ON THE MONEY
Hamill: Managing effective dates for the new tax law
This column continues a discussion of some of the key provisions in the new tax legislation. Most provisions are a simple continuation of existing law.
The 2017 tax changes were generally scheduled to expire at the end of this year. The new law continues most of those provisions to 2026 and beyond. Effective dates are always an important issue to consider with tax law changes. This “big” bill has some strange effective dates compared to past legislation.
There are some enhancements to present tax law benefits that apply in 2025. There are also some new tax benefits that apply immediately. But this “big bill” includes many non-tax provisions also. Some of the painful provisions of the bill are delayed beyond the 2026 midterm elections.
For example, the Medicaid work requirements are generally delayed until 2027. Shifting SNAP food benefit costs to the states occurs in October 2027. Terminating provider taxes and payments to states for Medicaid will generally be deferred until 2028. New costs for Medicaid services will begin October 2028. Shortly after that, the tax exclusion for tips and overtime will end (after President Donald Trump leaves office).
So, prepare for a diet of candy and cakes in the near term, followed by the delivery of a laxative after the next election cycle.
Beginning in 2025, the child tax credit will increase from a maximum of $2,000 per child to $2,200 per child. This credit continues to be phased out for high-income individuals. It adds a requirement that not only the child, but also the parent’s Social Security number be provided.
The standard deduction will also increase in 2025, to $15,750 for single taxpayers and $31,500 for married filing jointly. Very-high income taxpayers, paying at the maximum 37% rate, will see their itemized deductions reduced slightly in 2026 and beyond. The cutback in itemized deductions is not likely to be known until early in 2027, when these people file their tax returns.

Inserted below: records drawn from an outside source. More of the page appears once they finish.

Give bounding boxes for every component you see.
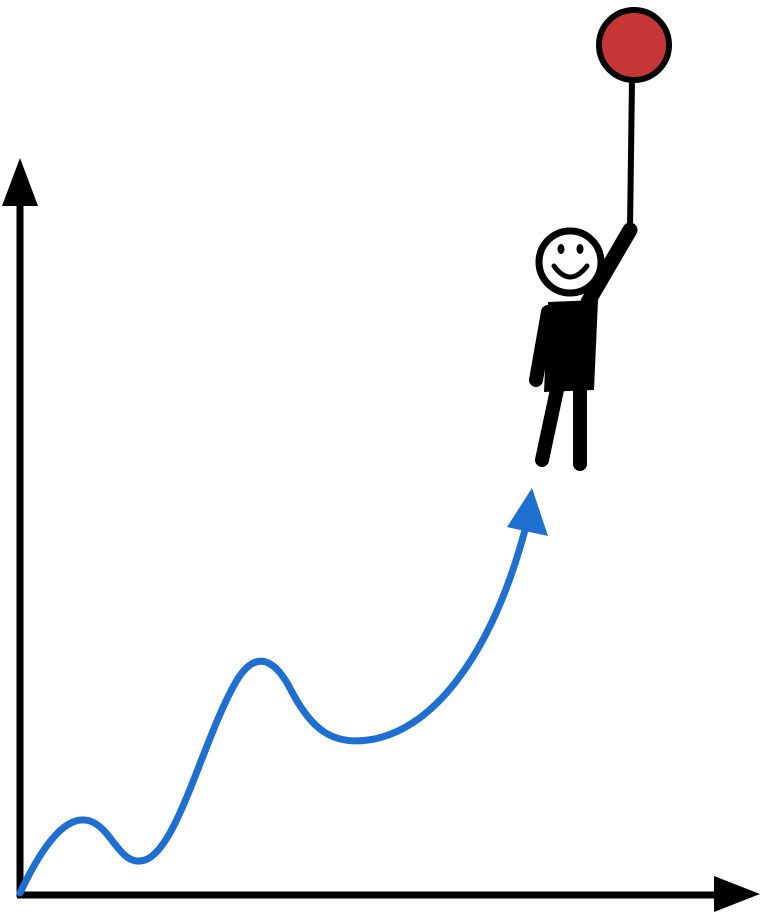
page: (() => { const data = JSON.parse(documen… [0, 0, 762, 923]
x-axis-arrowhead [714, 876, 760, 912]
head [539, 231, 601, 293]
right-eye [577, 244, 584, 254]
left-leg [542, 385, 558, 460]
curve-arrowhead [507, 488, 548, 536]
balloon-string [630, 80, 632, 228]
left-eye [558, 244, 565, 254]
y-axis-arrowhead [2, 158, 38, 206]
stick-figure [536, 230, 630, 464]
illustration [0, 0, 762, 923]
body [544, 300, 598, 392]
balloon [599, 10, 669, 80]
growth-curve [20, 530, 525, 893]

The special 20% deduction for business income of individuals has been extended to 2026 and beyond. The House bill would have increased this deduction to 23% of business income, but the final bill kept it at 20%.
A new angle on this deduction allows a minimum deduction of $400 for those with qualified business income of at least $1,000. That is, if business income is $1,200, the deduction will be $400 instead of the $240 computed using the 20% rate. The benefit of this minimum deduction rule is small. But the minimum applies only if the taxpayer materially participates in producing the business income.
In some cases, the complexity of determining whether the taxpayer materially participates (there are seven tests) may be more trouble than it is worth. Business taxpayers will get some relief from information reporting requirements beginning in 2026.
Currently, a business must provide Form 1099 to those people to whom they pay $600 or more in connection with operating the business. In 2026, this reporting will only be required if the payment is $2,000 or more. Remember also that no reporting is required for payments not related to a business.
In 2026, the dependent care exclusion will increase from $5,000 to $7,500. The dependent care credit rate will also increase.
People who use the standard deduction will be able to deduct $1,000 (single) or $2,000 (joint filers) of charitable contributions beginning in 2026.
Also in 2026, Section 529 plans will be able to pay for tutoring costs. The higher exemption for the alternative minimum tax will be extended to 2026 and beyond.
Beginning in 2026, paying tax due from a sale of qualified farmland, which includes ranches, can be spread over four years at the taxpayer’s election. An election to defer capital gain into an opportunity zone, scheduled to expire at the end of 2026, has been extended to 2027 and beyond.
There is a new definition of low-income communities, and an enhanced benefit is available for qualified rural opportunity zones. The extension of the benefit includes a new 5-year tax deferral period and allows the renewal of a rule that allowed some of that gain to be excluded.
If you come across any young people, be sure to thank them for their eventual payment of the cost of this big, beautiful bill.